Open MPI logo

Open MPI User's Mailing List Archives

  |   Home   |   Support   |   FAQ   |   all Open MPI User's mailing list

From: Troy Telford (ttelford_at_[hidden])
Date: 2005-11-14 20:03:00


On Mon, 14 Nov 2005 17:28:15 -0700, Troy Telford
<ttelford_at_[hidden]> wrote:

> I've just finished a build of RC7, so I'll go give that a whirl and
> report.

RC7:

With *both* mvapi and openib, I recieve the following when using IMB-MPI1:

***mvapi***
[0,1,3][btl_mvapi_component.c:637:mca_btl_mvapi_component_progress] error
in posting pending send
[0,1,3][btl_mvapi_component.c:637:mca_btl_mvapi_component_progress] error
in posting pending send
[0,1,2][btl_mvapi_component.c:637:mca_btl_mvapi_component_progress] error
in posting pending send
**openib***
[0,1,3][btl_openib_endpoint.c:134:mca_btl_openib_endpoint_post_send] error
posting send request errno says Resource temporarily unavailable
[0,1,3][btl_openib_component.c:655:mca_btl_openib_component_progress]
error in posting pending send
[0,1,2][btl_openib_endpoint.c:134:mca_btl_openib_endpoint_post_send] error
posting send request errno says Resource temporarily unavailable
[0,1,2][btl_openib_component.c:655:mca_btl_openib_component_progress]
error in posting pending send
[0,1,3][btl_openib_endpoint.c:134:mca_btl_openib_endpoint_post_send] error
posting send request errno says Resource temporarily unavailable
[0,1,3][btl_openib_component.c:655:mca_btl_openib_component_progress]
error in posting pending send
***********

Notable is that they both fail in pretty much the same place (every time):
#----------------------------------------------------------------
# Benchmarking Reduce_scatter
# #processes = 4
# ( 4 additional processes waiting in MPI_Barrier)
#----------------------------------------------------------------
        #bytes #repetitions t_min[usec] t_max[usec] t_avg[usec]
             0 1000 0.04 0.04 0.04
<insert error here>

(sometimes it will finish having completed one more item -- ie. byte size
of 4)

HPL will run on mvapi, but on openib, it segfaults before completing the
first problem size with:
mpirun noticed that job rank 0 with PID 25662 on node "n57" exited on
signal 11.

HPCC also segfaults when it gets to the HPL section of HPCC with OpenIB
(with no additional info)
HPCC is still running on mvapi... so far so good...

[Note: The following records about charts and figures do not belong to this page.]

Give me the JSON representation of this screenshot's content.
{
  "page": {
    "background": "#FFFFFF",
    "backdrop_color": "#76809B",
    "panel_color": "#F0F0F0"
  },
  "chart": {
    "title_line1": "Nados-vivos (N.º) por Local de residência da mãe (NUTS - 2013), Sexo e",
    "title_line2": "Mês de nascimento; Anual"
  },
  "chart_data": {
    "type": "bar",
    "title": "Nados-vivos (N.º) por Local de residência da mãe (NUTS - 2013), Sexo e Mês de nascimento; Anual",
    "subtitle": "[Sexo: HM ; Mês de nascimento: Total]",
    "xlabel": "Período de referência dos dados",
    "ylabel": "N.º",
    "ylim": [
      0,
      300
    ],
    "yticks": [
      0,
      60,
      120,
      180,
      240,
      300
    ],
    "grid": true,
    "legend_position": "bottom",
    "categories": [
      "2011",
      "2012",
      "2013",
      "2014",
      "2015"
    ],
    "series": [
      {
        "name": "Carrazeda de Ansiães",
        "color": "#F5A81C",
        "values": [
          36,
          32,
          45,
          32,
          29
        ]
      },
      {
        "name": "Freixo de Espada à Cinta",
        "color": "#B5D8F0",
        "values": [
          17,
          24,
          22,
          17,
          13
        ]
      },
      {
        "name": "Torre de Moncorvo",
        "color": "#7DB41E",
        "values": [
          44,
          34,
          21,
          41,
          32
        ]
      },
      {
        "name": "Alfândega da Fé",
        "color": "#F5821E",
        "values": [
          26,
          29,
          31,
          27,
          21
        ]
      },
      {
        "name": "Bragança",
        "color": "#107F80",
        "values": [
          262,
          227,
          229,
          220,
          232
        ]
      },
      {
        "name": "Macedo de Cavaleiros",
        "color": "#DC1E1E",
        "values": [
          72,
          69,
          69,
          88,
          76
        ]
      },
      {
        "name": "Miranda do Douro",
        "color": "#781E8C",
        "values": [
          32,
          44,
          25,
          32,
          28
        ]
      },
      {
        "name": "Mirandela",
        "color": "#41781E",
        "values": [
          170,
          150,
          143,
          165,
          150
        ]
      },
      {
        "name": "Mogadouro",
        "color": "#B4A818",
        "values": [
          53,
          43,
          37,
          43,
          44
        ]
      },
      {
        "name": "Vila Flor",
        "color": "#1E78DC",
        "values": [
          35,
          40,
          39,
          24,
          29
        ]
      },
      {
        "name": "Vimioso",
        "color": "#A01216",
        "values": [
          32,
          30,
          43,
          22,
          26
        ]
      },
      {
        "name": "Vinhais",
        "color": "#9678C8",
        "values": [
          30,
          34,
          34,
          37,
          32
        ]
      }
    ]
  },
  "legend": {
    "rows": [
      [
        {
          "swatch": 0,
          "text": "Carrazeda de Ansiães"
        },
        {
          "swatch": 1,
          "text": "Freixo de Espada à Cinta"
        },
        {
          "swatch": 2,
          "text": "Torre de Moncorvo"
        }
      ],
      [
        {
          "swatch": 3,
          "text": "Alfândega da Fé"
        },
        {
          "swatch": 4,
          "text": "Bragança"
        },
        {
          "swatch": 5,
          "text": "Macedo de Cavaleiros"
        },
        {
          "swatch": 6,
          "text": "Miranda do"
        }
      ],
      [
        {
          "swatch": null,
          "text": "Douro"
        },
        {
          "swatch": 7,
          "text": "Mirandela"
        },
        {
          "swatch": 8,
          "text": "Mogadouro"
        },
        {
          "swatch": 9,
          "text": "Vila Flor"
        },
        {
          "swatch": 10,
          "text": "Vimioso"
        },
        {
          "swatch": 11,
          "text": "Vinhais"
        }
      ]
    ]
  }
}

The Presta tests seem to still error out (similar to IMB) as previously
reported; however it happens less frequently. (Meaning, I've been able to
complete the particular test successfully, then when I run it again, it
fails -- something like a 50% success rate.) This is with the 'com' and
'allred' tests; 'globalop' has refused to run since RC5, and this has not
changed with RC7.